Nearly 1,700 additional people died during the heat wave two weeks ago, which saw temperatures hit 40°C in the UK for the first time in recorded history.
The records were broken last month after a new record temperature of 40.3°C was recorded in Coningsby, Lincolnshire, on 19 July.
Much of England and Wales has been placed under the country’s first “red” extreme heat alert, with warnings about the potential for serious illness and life threatening.
The record was broken three times in just a few hours with 39.1°C measured at Charlwood, Surrey and 40.2°C at Heathrow Airport.
Figures released by the Office of National Statistics on Tuesday reveal that there were 1,680 excess deaths in the week ending July 22 – an 18.1% increase from the previous five years.
Experts, however, cautioned that the numbers should not be considered a definitive account of how many people died as a direct consequence of the heat.
Sarah Caul, ONS’s head of mortality analysis, warned that the numbers “don’t tell the whole story”.
“There are always individual days where the death toll exceeds the five-year average for that day and some of those coincide with dates when parts of the country were experiencing extreme temperatures, whether cold or hot,” she said.

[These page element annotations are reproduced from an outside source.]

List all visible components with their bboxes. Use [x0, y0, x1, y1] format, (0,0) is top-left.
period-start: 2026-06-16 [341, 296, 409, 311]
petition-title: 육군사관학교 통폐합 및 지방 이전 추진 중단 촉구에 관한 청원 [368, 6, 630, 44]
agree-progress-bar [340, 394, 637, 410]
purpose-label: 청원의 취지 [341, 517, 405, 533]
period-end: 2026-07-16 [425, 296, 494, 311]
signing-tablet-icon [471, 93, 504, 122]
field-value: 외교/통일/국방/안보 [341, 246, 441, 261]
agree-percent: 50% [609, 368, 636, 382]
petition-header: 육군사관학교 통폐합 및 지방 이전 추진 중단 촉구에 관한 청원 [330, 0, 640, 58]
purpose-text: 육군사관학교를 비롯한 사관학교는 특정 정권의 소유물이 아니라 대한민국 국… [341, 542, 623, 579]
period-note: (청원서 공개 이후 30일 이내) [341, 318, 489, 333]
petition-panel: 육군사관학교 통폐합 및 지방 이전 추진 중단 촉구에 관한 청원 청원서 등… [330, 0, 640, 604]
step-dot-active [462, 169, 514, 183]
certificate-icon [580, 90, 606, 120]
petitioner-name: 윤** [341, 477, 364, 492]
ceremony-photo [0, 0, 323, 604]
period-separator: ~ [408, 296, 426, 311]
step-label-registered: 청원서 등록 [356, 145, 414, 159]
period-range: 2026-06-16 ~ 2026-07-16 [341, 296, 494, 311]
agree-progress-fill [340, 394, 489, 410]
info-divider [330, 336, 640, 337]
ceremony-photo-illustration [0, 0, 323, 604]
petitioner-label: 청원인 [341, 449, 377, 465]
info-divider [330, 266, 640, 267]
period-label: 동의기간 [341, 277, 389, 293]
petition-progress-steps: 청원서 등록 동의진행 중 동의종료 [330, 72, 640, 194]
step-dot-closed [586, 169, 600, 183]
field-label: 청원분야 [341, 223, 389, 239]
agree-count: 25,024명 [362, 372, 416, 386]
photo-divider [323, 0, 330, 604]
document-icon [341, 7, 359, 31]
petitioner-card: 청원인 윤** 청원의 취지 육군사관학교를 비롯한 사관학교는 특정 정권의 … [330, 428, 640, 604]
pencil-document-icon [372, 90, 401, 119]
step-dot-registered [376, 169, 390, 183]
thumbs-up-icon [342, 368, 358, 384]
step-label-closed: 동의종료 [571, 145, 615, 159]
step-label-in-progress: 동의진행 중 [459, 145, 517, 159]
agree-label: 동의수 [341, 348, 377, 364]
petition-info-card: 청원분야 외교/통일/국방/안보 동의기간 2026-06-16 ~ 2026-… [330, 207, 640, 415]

“In 2019, for example, the recorded temperature in Cambridge was 38.3 degrees Celsius on 25 July. Looking at deaths in England and Wales at that time, we reported an increase in deaths that day and shortly thereafter. number of deaths, which tends to happen after a period of excess mortality.
“Among the most common causes of death, including in the summer months, are conditions such as respiratory failure, heart disease and Alzheimer’s. It is likely that some of these deaths are accelerated by circumstances associated with extreme heat, but the death certificate does not necessarily describe the death as “heat-related” unless the person certifying the death specifically mentions heat”.
At least 10 people – including a 13-year-old boy – have drowned after getting into trouble in the water across the country.
But even that, says Caul, is not necessarily indicative that they died from the heat wave.
If, for example, a death record gives the cause of death as “drowning”, we are unlikely to know that the deceased went swimming because of the extreme heat.”
“It’s difficult to attribute this individual death to the heat wave.”
The heat also put pressure on firefighters, who battled blazes and burning buildings during the heat.
A total of 16 houses were lost on 19 July in the massive fire in Wennington, east London, and firefighters had to scramble to save their own fire station, located nearby, from the flames.